FROM ÉIRIU EOLAS (Irish Gaelic for “Growth of Knowledge”):

“One of the best means of inducing a relaxation response is through diaphragmatic breathing: inhaling deeply through the chest and virtually into the stomach. Engaging the diaphragm may be the key to inducing a relaxation response through deep breathing because the diaphragm’s close proximity to the vagus nerve. The vagus nerve is a cranial nerve which supplies approximately 75 percent of all parasympathetic fibers to the rest of the body, and may be stimulated through diaphragmatic movement. Conversely, thoracic breathing that is limited to the chest cavity is associated with the sympathetic branch stress response.”

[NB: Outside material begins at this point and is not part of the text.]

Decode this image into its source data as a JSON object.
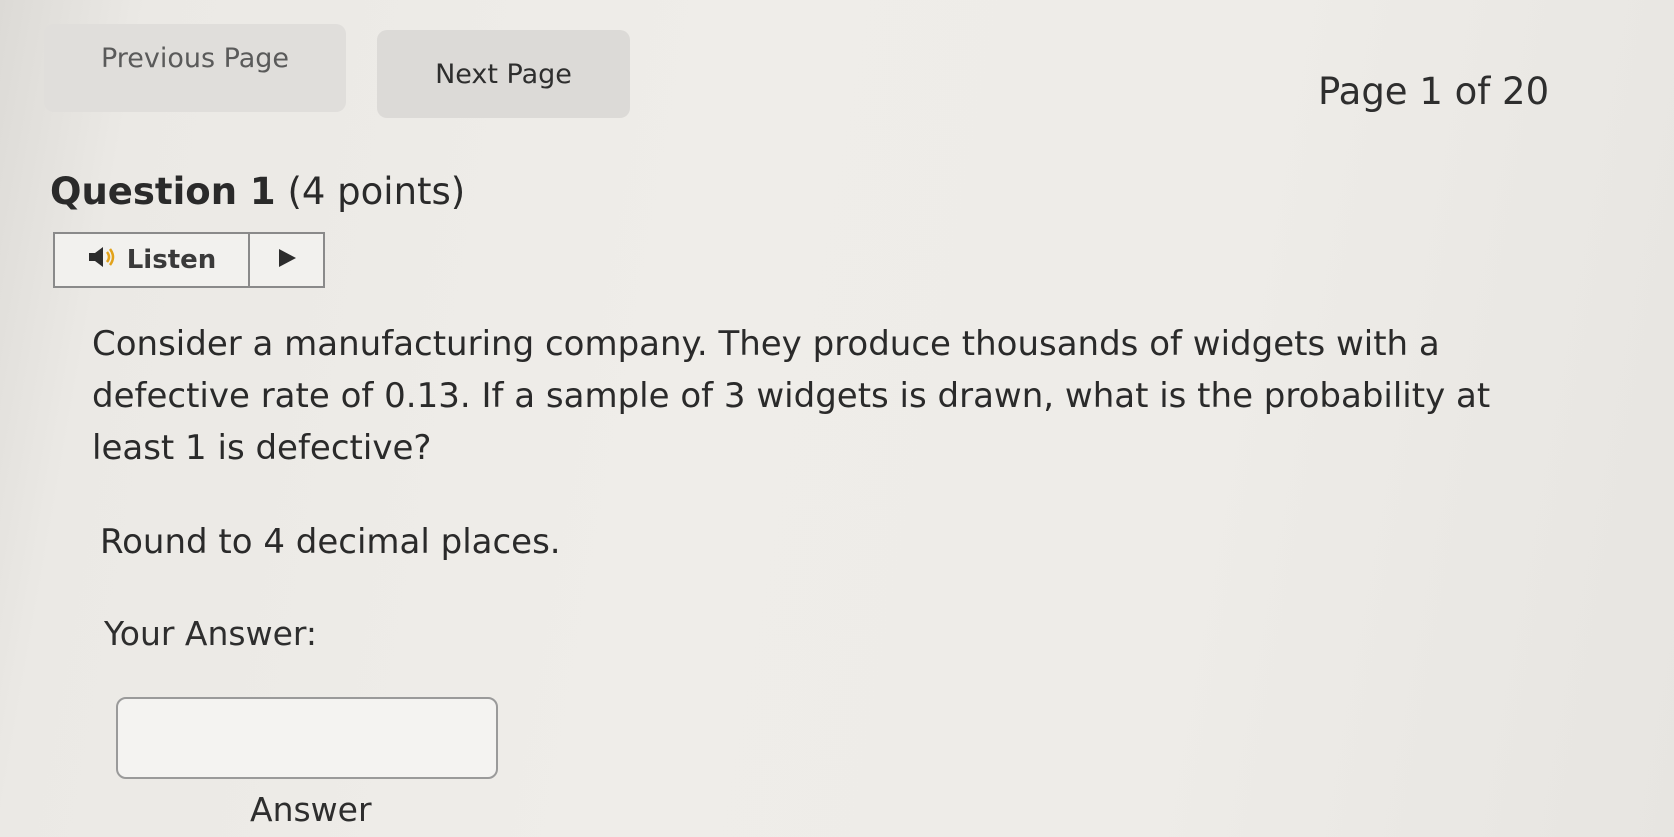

“Well, by activating the vagus nerve, you can control your immune cells, reduce inflammation, and even prevent disease and aging!”



“The vagus nerve is the heart of the parasympathetic nervous system, the anti-stress system. The vagus nerve is your calming and relaxing nerve which goes from your brain and down to your abdomen, dividing itself into multiple branches that reach your throat, your heart, and all your viscera.”